HOGAN CELEBRATES KING: Gov. Larry Hogan used an appearance at a breakfast on Martin Luther King Jr. Day to promote his “Change Maryland” agenda, writes Ovetta Wiggins in the Post. “The challenges are formidable, but our will is strong,” Hogan said during opening remarks at the 35th Annual Dr. Martin Luther King Jr. Memorial Breakfast at Anne Arundel Community College on Monday.
YOUNG DELEGATES TOUT AGENDAS: It’s not freshman year anymore for Catonsville residents Charles Sydnor III and Pat Young. Heading into their second year representing District 44B in the Maryland House of Delegates, the two Democrats have a lot on their minds, mostly focused on their specialties — for Sydnor the Judiciary Committee and for Young the House Appropriations Committee, writes Rachael Pacella for the Baltimore Sun.
POLITICAL PR FIRMS UNITE: Kearney O’Doherty Public Affairs, the Baltimore-based strategic communications firm, is getting some new blood. The organization is joining forces with another Baltimore-based firm, Fontaine & Co.; both specialize in running advocacy campaigns. Rick Abbruzzese and Jamie Fontaine-Gansell join Steve Kearney and Damian O’Doherty to create KOFA Public Affairs. Daniel Leaderman reports the story for the Daily Record.
POLL FINDS SENATE RACE A TIGHT ONE: The Democratic primary race to succeed retiring U.S. Sen. Barbara Mikulski is very tight three months before voting begins. In a poll taken last week, Rep. Chris Van Hollen of Montgomery County got 38% of Democratic voters and Rep. Donna Edwards of Prince George’s County got 36%, reports Len Lazarick of MarylandReporter.com.
AA BOARD CANDIDATE RETURNS: Anne Arundel County school board candidate Timothy Boston is back in the running, writes Amanda Yeager for the Annapolis Capital. Boston, who on Saturday asked the school board nominating commission to withdraw his application, said Sunday he wants to remain a candidate.

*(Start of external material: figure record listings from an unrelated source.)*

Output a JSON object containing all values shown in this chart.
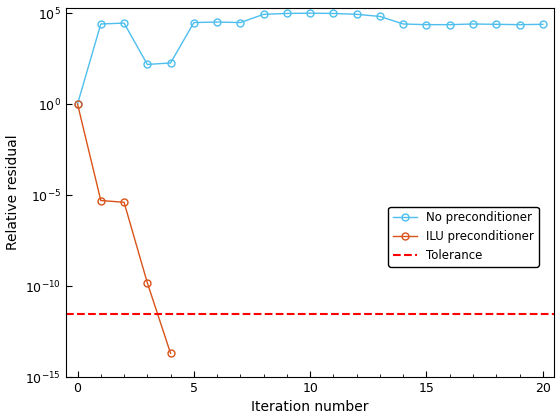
{
  "title": "",
  "xlabel": "Iteration number",
  "ylabel": "Relative residual",
  "xlim": [
    -0.5,
    20.5
  ],
  "ylim": [
    1e-15,
    200000.0
  ],
  "tolerance": 3e-12,
  "blue_x": [
    0,
    1,
    2,
    3,
    4,
    5,
    6,
    7,
    8,
    9,
    10,
    11,
    12,
    13,
    14,
    15,
    16,
    17,
    18,
    19,
    20
  ],
  "blue_y": [
    1.0,
    25000.0,
    28000.0,
    150.0,
    180.0,
    30000.0,
    32000.0,
    30000.0,
    85000.0,
    95000.0,
    98000.0,
    95000.0,
    85000.0,
    65000.0,
    25000.0,
    23000.0,
    23000.0,
    25000.0,
    24000.0,
    23000.0,
    24000.0
  ],
  "orange_x": [
    0,
    1,
    2,
    3,
    4
  ],
  "orange_y": [
    1.0,
    5e-06,
    4e-06,
    1.5e-10,
    2e-14
  ],
  "blue_color": "#4DBEEE",
  "orange_color": "#D95319",
  "tolerance_color": "#FF0000",
  "legend_labels": [
    "No preconditioner",
    "ILU preconditioner",
    "Tolerance"
  ],
  "xticks": [
    0,
    5,
    10,
    15,
    20
  ],
  "ytick_powers": [
    -15,
    -10,
    -5,
    0,
    5
  ]
}
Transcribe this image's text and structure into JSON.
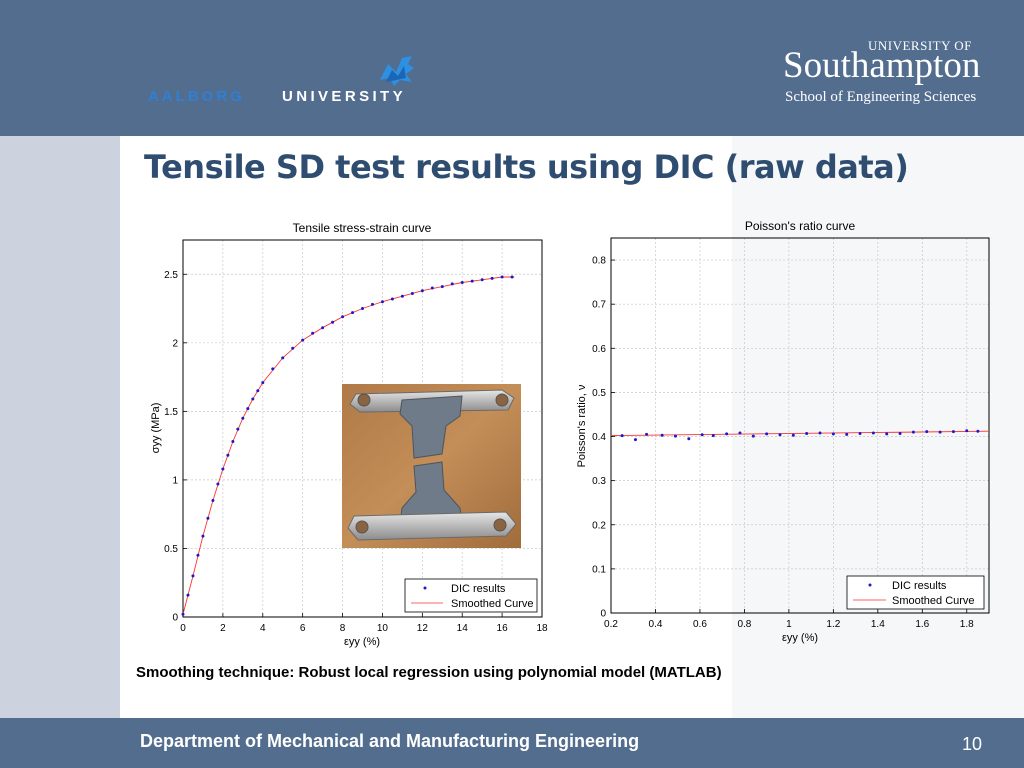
{
  "header": {
    "aalborg_word": "AALBORG",
    "aalborg_word2": "UNIVERSITY",
    "southampton_top": "UNIVERSITY OF",
    "southampton_main": "Southampton",
    "southampton_school": "School of Engineering Sciences"
  },
  "slide": {
    "title": "Tensile SD test results using DIC (raw data)",
    "caption": "Smoothing technique: Robust local regression using polynomial model (MATLAB)"
  },
  "footer": {
    "department": "Department of Mechanical and Manufacturing Engineering",
    "page_number": "10"
  },
  "colors": {
    "header_bg": "#536d8f",
    "title_text": "#2f4d70",
    "dic_points": "#1a1acc",
    "smoothed_curve": "#ff3333"
  },
  "chart_data": [
    {
      "type": "scatter",
      "title": "Tensile stress-strain curve",
      "xlabel": "εyy (%)",
      "ylabel": "σyy (MPa)",
      "xlim": [
        0,
        18
      ],
      "ylim": [
        0,
        2.75
      ],
      "xticks": [
        0,
        2,
        4,
        6,
        8,
        10,
        12,
        14,
        16,
        18
      ],
      "yticks": [
        0,
        0.5,
        1,
        1.5,
        2,
        2.5
      ],
      "grid": true,
      "legend_position": "bottom-right",
      "series": [
        {
          "name": "DIC results",
          "style": "points",
          "x": [
            0,
            0.25,
            0.5,
            0.75,
            1,
            1.25,
            1.5,
            1.75,
            2,
            2.25,
            2.5,
            2.75,
            3,
            3.25,
            3.5,
            3.75,
            4,
            4.5,
            5,
            5.5,
            6,
            6.5,
            7,
            7.5,
            8,
            8.5,
            9,
            9.5,
            10,
            10.5,
            11,
            11.5,
            12,
            12.5,
            13,
            13.5,
            14,
            14.5,
            15,
            15.5,
            16,
            16.5
          ],
          "y": [
            0.02,
            0.16,
            0.3,
            0.45,
            0.59,
            0.72,
            0.85,
            0.97,
            1.08,
            1.18,
            1.28,
            1.37,
            1.45,
            1.52,
            1.59,
            1.65,
            1.71,
            1.81,
            1.89,
            1.96,
            2.02,
            2.07,
            2.11,
            2.15,
            2.19,
            2.22,
            2.25,
            2.28,
            2.3,
            2.32,
            2.34,
            2.36,
            2.38,
            2.4,
            2.41,
            2.43,
            2.44,
            2.45,
            2.46,
            2.47,
            2.48,
            2.48
          ]
        },
        {
          "name": "Smoothed Curve",
          "style": "line",
          "x": [
            0,
            0.5,
            1,
            1.5,
            2,
            2.5,
            3,
            3.5,
            4,
            5,
            6,
            7,
            8,
            9,
            10,
            11,
            12,
            13,
            14,
            15,
            16,
            16.6
          ],
          "y": [
            0.02,
            0.3,
            0.59,
            0.85,
            1.08,
            1.28,
            1.45,
            1.59,
            1.71,
            1.89,
            2.02,
            2.11,
            2.19,
            2.25,
            2.3,
            2.34,
            2.38,
            2.41,
            2.44,
            2.46,
            2.48,
            2.48
          ]
        }
      ]
    },
    {
      "type": "scatter",
      "title": "Poisson's ratio curve",
      "xlabel": "εyy (%)",
      "ylabel": "Poisson's ratio, ν",
      "xlim": [
        0.2,
        1.9
      ],
      "ylim": [
        0,
        0.85
      ],
      "xticks": [
        0.2,
        0.4,
        0.6,
        0.8,
        1,
        1.2,
        1.4,
        1.6,
        1.8
      ],
      "yticks": [
        0,
        0.1,
        0.2,
        0.3,
        0.4,
        0.5,
        0.6,
        0.7,
        0.8
      ],
      "grid": true,
      "legend_position": "bottom-right",
      "series": [
        {
          "name": "DIC results",
          "style": "points",
          "x": [
            0.25,
            0.31,
            0.36,
            0.43,
            0.49,
            0.55,
            0.61,
            0.66,
            0.72,
            0.78,
            0.84,
            0.9,
            0.96,
            1.02,
            1.08,
            1.14,
            1.2,
            1.26,
            1.32,
            1.38,
            1.44,
            1.5,
            1.56,
            1.62,
            1.68,
            1.74,
            1.8,
            1.85
          ],
          "y": [
            0.402,
            0.393,
            0.405,
            0.403,
            0.401,
            0.395,
            0.404,
            0.402,
            0.406,
            0.408,
            0.401,
            0.406,
            0.404,
            0.403,
            0.407,
            0.408,
            0.406,
            0.405,
            0.407,
            0.408,
            0.406,
            0.407,
            0.41,
            0.411,
            0.41,
            0.411,
            0.413,
            0.412
          ]
        },
        {
          "name": "Smoothed Curve",
          "style": "line",
          "x": [
            0.2,
            1.9
          ],
          "y": [
            0.402,
            0.412
          ]
        }
      ]
    }
  ]
}
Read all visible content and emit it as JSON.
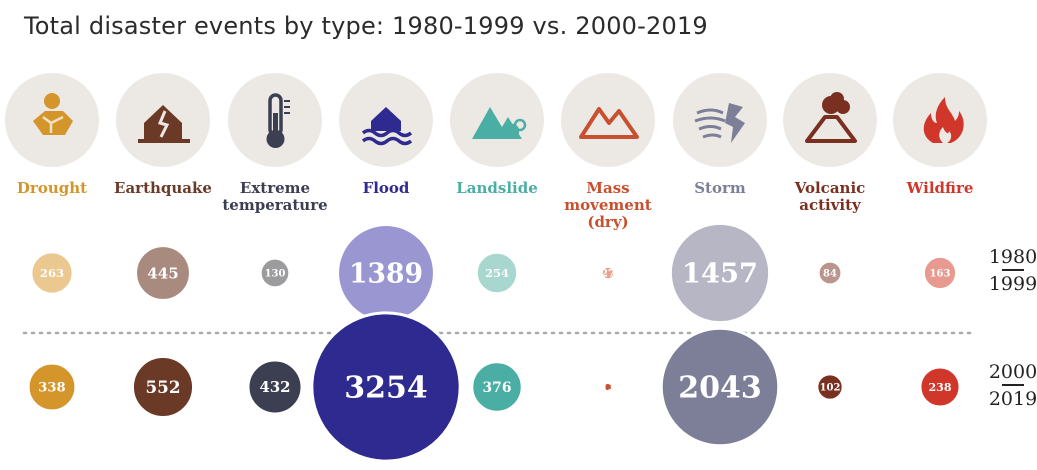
{
  "title": "Total disaster events by type: 1980-1999 vs. 2000-2019",
  "periods": {
    "p1": {
      "top": "1980",
      "bottom": "1999"
    },
    "p2": {
      "top": "2000",
      "bottom": "2019"
    }
  },
  "categories": [
    {
      "key": "drought",
      "label": [
        "Drought"
      ],
      "color": "#d4952a",
      "icon": "drought-icon"
    },
    {
      "key": "earthquake",
      "label": [
        "Earthquake"
      ],
      "color": "#6b3a26",
      "icon": "earthquake-icon"
    },
    {
      "key": "extreme",
      "label": [
        "Extreme",
        "temperature"
      ],
      "color": "#3c3f52",
      "icon": "thermometer-icon"
    },
    {
      "key": "flood",
      "label": [
        "Flood"
      ],
      "color": "#2e2a8f",
      "icon": "flood-icon"
    },
    {
      "key": "landslide",
      "label": [
        "Landslide"
      ],
      "color": "#4aaea5",
      "icon": "landslide-icon"
    },
    {
      "key": "mass",
      "label": [
        "Mass",
        "movement",
        "(dry)"
      ],
      "color": "#c8502f",
      "icon": "mass-movement-icon"
    },
    {
      "key": "storm",
      "label": [
        "Storm"
      ],
      "color": "#7d7f98",
      "icon": "storm-icon"
    },
    {
      "key": "volcanic",
      "label": [
        "Volcanic",
        "activity"
      ],
      "color": "#7a3020",
      "icon": "volcano-icon"
    },
    {
      "key": "wildfire",
      "label": [
        "Wildfire"
      ],
      "color": "#d0362a",
      "icon": "wildfire-icon"
    }
  ],
  "chart_data": {
    "type": "bubble",
    "title": "Total disaster events by type: 1980-1999 vs. 2000-2019",
    "categories": [
      "Drought",
      "Earthquake",
      "Extreme temperature",
      "Flood",
      "Landslide",
      "Mass movement (dry)",
      "Storm",
      "Volcanic activity",
      "Wildfire"
    ],
    "series": [
      {
        "name": "1980-1999",
        "values": [
          263,
          445,
          130,
          1389,
          254,
          27,
          1457,
          84,
          163
        ]
      },
      {
        "name": "2000-2019",
        "values": [
          338,
          552,
          432,
          3254,
          376,
          13,
          2043,
          102,
          238
        ]
      }
    ],
    "colors": {
      "1980-1999": [
        "#ebc88f",
        "#a88a7e",
        "#9c9c9e",
        "#9a96d2",
        "#a7d7cf",
        "#e6a28d",
        "#b6b6c4",
        "#b9958d",
        "#e99a90"
      ],
      "2000-2019": [
        "#d4952a",
        "#6b3a26",
        "#3c3f52",
        "#2e2a8f",
        "#4aaea5",
        "#c8502f",
        "#7d7f98",
        "#7a3020",
        "#d0362a"
      ]
    }
  }
}
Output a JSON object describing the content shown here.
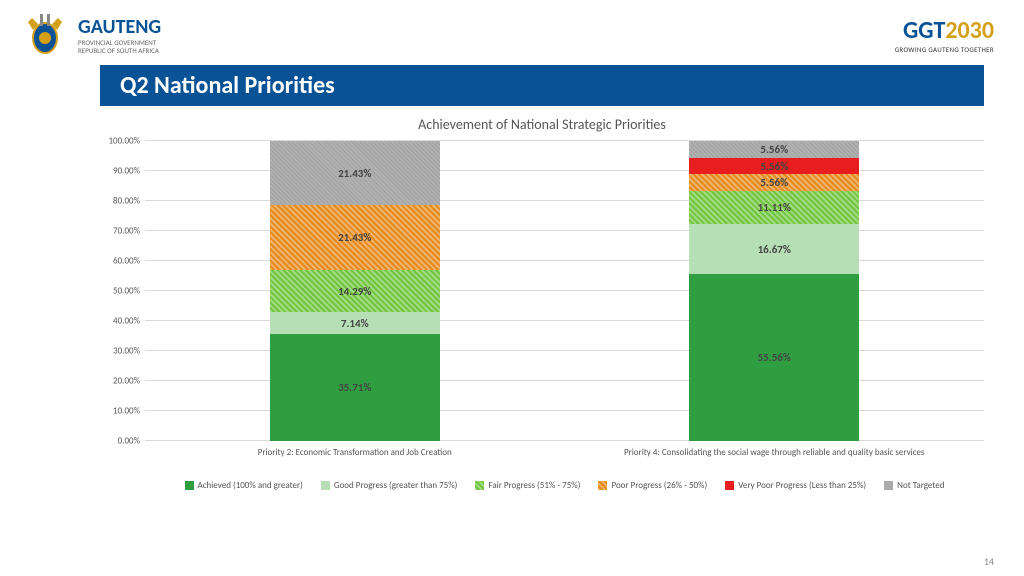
{
  "header": {
    "gauteng": "GAUTENG",
    "gauteng_sub1": "PROVINCIAL GOVERNMENT",
    "gauteng_sub2": "REPUBLIC OF SOUTH AFRICA",
    "ggt_prefix": "GGT",
    "ggt_year": "2030",
    "ggt_sub": "GROWING GAUTENG TOGETHER"
  },
  "title": "Q2 National Priorities",
  "chart": {
    "title": "Achievement of National Strategic Priorities",
    "type": "stacked-bar",
    "ylim": [
      0,
      100
    ],
    "ytick_step": 10,
    "yticks": [
      "0.00%",
      "10.00%",
      "20.00%",
      "30.00%",
      "40.00%",
      "50.00%",
      "60.00%",
      "70.00%",
      "80.00%",
      "90.00%",
      "100.00%"
    ],
    "grid_color": "#d9d9d9",
    "background_color": "#ffffff",
    "categories": [
      "Priority 2: Economic Transformation and Job Creation",
      "Priority 4: Consolidating the social wage through reliable and quality basic services"
    ],
    "series": [
      {
        "name": "Achieved (100%  and greater)",
        "color": "#2e9e41",
        "hatched": false
      },
      {
        "name": "Good Progress (greater than 75%)",
        "color": "#b7dfb5",
        "hatched": false
      },
      {
        "name": "Fair Progress (51% - 75%)",
        "color": "#70c63f",
        "hatched": true
      },
      {
        "name": "Poor Progress (26% - 50%)",
        "color": "#e68a1c",
        "hatched": true
      },
      {
        "name": "Very Poor Progress (Less than 25%)",
        "color": "#e81e1e",
        "hatched": false
      },
      {
        "name": "Not Targeted",
        "color": "#b0b0b0",
        "hatched": "dense"
      }
    ],
    "data": [
      [
        35.71,
        7.14,
        14.29,
        21.43,
        0.0,
        21.43
      ],
      [
        55.56,
        16.67,
        11.11,
        5.56,
        5.56,
        5.56
      ]
    ],
    "labels": [
      [
        "35.71%",
        "7.14%",
        "14.29%",
        "21.43%",
        "",
        "21.43%"
      ],
      [
        "55.56%",
        "16.67%",
        "11.11%",
        "5.56%",
        "5.56%",
        "5.56%"
      ]
    ],
    "label_fontsize": 11,
    "label_color": "#444444",
    "title_fontsize": 14,
    "axis_fontsize": 9
  },
  "page_number": "14"
}
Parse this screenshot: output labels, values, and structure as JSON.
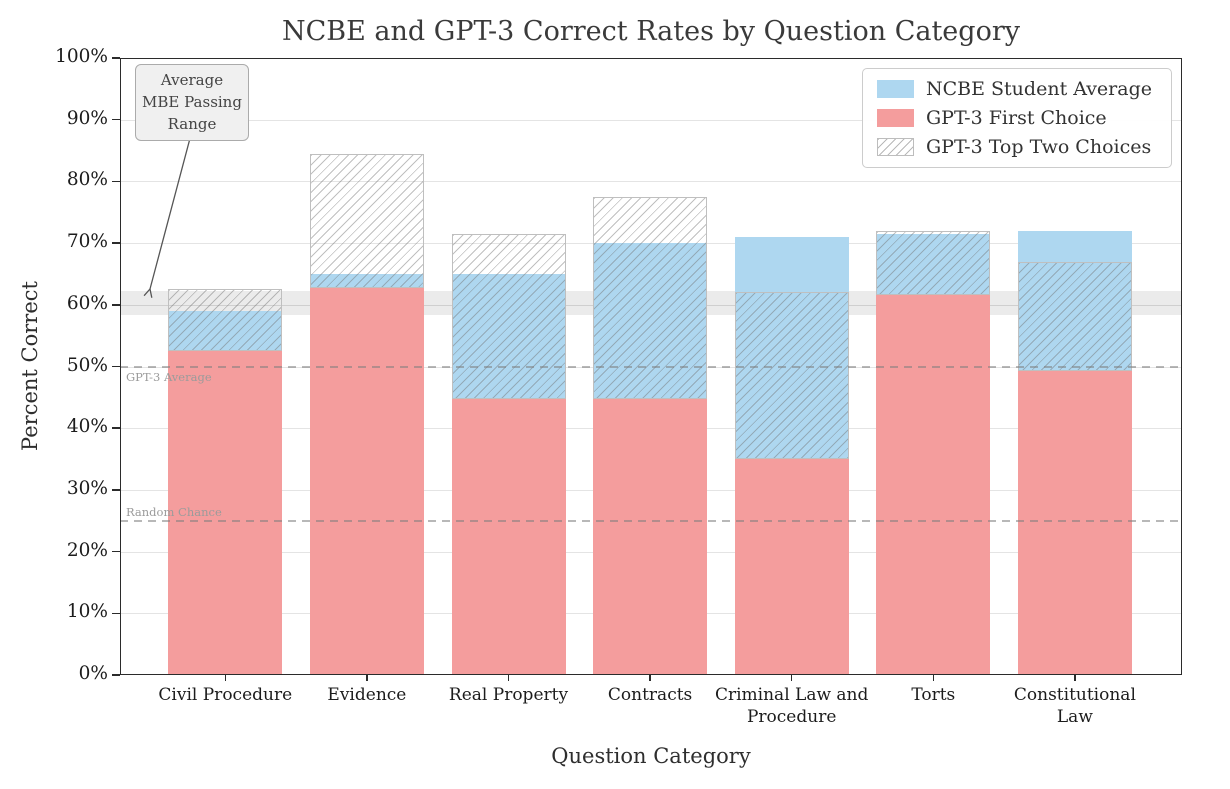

POLS REMEMBER NOTED PG ACTIVISTS: A Prince George’s County community activist and former drug dealer who unsuccessfully sought a seat in the Maryland State House died in a vehicle crash early Monday, authorities said. Gregory Antoine Hall, 45, was remembered by Maryland politicians as someone who had overcome a troubled past and used his experiences to encourage young people to make better choices, Arelis Hernández and Ann Marimow report in the Post.